O primeiro longa-metragem da Lucasfilm Animation se passa entre os filmes "O ataque dos clones" e "A vingança dos Sith". Quem acompanha a saga da “galáxia, muito, muito distante”, provavelmente vai gostar de ver os personagens em versão animada. Agora quem nunca assistiu "Guerra nas estrelas" antes pode sair das salas de cinema com uma constelação interrogações. As dúvidas podem servir para fazer o espectador se interessar pela trama ou se desanimar pela falta de informações necessárias para os iniciantes. A trama possui começo, meio e fim, mas não é o bastante para explicar o que é um Jedi, por exemplo.

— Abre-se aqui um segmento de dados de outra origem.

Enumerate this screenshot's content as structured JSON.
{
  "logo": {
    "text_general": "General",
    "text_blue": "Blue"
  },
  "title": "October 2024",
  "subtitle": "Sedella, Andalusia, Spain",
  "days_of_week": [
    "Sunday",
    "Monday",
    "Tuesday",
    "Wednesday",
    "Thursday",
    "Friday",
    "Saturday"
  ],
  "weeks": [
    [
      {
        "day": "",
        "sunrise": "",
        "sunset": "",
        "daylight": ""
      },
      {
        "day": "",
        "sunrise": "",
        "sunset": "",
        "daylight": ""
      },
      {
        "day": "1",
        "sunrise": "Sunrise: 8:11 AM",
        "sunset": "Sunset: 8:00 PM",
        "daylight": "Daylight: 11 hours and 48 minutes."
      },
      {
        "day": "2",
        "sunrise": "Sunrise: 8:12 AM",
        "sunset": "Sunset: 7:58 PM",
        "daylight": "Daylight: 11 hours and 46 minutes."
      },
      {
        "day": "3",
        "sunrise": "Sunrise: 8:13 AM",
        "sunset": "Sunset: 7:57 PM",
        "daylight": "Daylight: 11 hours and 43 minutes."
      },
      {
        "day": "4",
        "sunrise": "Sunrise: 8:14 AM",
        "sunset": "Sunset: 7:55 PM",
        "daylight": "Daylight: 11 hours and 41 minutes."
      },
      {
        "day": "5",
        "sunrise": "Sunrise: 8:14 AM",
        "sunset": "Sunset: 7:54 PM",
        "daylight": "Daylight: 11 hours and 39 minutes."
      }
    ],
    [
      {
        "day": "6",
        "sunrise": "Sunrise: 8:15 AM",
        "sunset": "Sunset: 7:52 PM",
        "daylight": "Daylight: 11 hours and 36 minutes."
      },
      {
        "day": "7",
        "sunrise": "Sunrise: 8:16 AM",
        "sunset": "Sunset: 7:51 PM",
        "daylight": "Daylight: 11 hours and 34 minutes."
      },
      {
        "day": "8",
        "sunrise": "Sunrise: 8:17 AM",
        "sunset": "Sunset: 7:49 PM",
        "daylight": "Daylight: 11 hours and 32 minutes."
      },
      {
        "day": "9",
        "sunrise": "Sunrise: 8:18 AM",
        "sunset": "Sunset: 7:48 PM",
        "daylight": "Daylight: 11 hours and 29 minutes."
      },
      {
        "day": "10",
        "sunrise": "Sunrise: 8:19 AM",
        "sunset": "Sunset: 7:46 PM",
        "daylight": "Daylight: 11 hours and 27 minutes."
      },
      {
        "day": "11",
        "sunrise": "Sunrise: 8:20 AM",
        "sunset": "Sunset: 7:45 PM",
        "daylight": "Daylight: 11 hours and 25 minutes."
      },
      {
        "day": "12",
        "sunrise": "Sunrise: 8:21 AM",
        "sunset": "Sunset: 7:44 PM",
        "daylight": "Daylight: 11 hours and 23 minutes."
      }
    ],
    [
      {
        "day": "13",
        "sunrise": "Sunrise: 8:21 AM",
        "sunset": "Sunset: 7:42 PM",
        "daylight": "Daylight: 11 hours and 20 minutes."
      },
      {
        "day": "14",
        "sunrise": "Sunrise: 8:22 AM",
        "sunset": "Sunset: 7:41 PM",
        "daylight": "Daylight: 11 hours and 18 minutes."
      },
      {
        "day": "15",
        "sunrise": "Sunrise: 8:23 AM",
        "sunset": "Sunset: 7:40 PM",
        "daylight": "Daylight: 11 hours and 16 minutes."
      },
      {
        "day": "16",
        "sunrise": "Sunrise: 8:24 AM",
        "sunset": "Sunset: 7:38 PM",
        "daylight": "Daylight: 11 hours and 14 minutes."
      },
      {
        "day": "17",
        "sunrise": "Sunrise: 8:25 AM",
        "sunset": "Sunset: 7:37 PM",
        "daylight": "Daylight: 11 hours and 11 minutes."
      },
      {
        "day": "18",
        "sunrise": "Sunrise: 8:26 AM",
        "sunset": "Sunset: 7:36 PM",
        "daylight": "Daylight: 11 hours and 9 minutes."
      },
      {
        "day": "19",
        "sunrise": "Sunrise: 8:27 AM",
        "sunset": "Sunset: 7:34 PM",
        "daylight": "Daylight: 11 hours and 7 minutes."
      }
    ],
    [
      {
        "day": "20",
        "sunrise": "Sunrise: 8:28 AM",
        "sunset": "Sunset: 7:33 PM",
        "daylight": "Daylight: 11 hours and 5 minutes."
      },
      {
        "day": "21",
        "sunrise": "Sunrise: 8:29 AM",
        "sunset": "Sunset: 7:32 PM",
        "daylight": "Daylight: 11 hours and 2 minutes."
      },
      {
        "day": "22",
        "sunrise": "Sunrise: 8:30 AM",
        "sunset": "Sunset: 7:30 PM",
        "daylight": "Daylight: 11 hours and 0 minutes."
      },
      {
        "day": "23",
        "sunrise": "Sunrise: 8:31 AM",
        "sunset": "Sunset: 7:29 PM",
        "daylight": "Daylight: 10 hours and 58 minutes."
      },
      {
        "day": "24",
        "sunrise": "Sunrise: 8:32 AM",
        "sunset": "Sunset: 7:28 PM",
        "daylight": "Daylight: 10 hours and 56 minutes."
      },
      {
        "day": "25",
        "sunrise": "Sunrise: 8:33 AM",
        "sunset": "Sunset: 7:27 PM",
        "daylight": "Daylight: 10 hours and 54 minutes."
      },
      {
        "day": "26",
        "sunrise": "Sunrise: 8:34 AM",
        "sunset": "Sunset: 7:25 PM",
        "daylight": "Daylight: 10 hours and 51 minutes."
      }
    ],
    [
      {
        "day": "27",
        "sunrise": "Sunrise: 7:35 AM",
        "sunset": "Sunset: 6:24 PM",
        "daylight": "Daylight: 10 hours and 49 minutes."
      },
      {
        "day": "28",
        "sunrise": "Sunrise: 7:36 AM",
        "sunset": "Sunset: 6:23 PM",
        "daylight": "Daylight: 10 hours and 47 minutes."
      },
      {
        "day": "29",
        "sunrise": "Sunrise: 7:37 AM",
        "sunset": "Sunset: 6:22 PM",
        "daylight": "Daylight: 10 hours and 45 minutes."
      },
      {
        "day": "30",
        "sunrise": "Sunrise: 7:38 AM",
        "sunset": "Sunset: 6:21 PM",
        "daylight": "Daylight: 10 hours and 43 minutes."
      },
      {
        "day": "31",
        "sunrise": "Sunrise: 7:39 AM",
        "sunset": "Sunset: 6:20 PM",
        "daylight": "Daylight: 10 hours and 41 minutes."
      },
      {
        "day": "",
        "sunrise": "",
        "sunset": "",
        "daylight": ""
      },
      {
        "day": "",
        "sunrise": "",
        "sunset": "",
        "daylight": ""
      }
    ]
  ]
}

O roteiro do filme é cheio de intrigas e mostra os cavaleiros jedi lutando para manter a paz no universo. De um lado está a República Galática e de outro os Separatistas, munidos com diversos robôs de guerra chamados dróides. O longa enfoca Anakin Skywalker, que "ganha" uma padawan, ou seja, uma aprendiz de jedi chamada Ahsoka Tano. A jovem é impulsiva e possui um temperamento forte, tentando mostrar que sabe lutar. Toda a astúcia da pequena será testada com ataques inimigs e outras situações de perigo que acontecem durante os 98 minutos de projeção.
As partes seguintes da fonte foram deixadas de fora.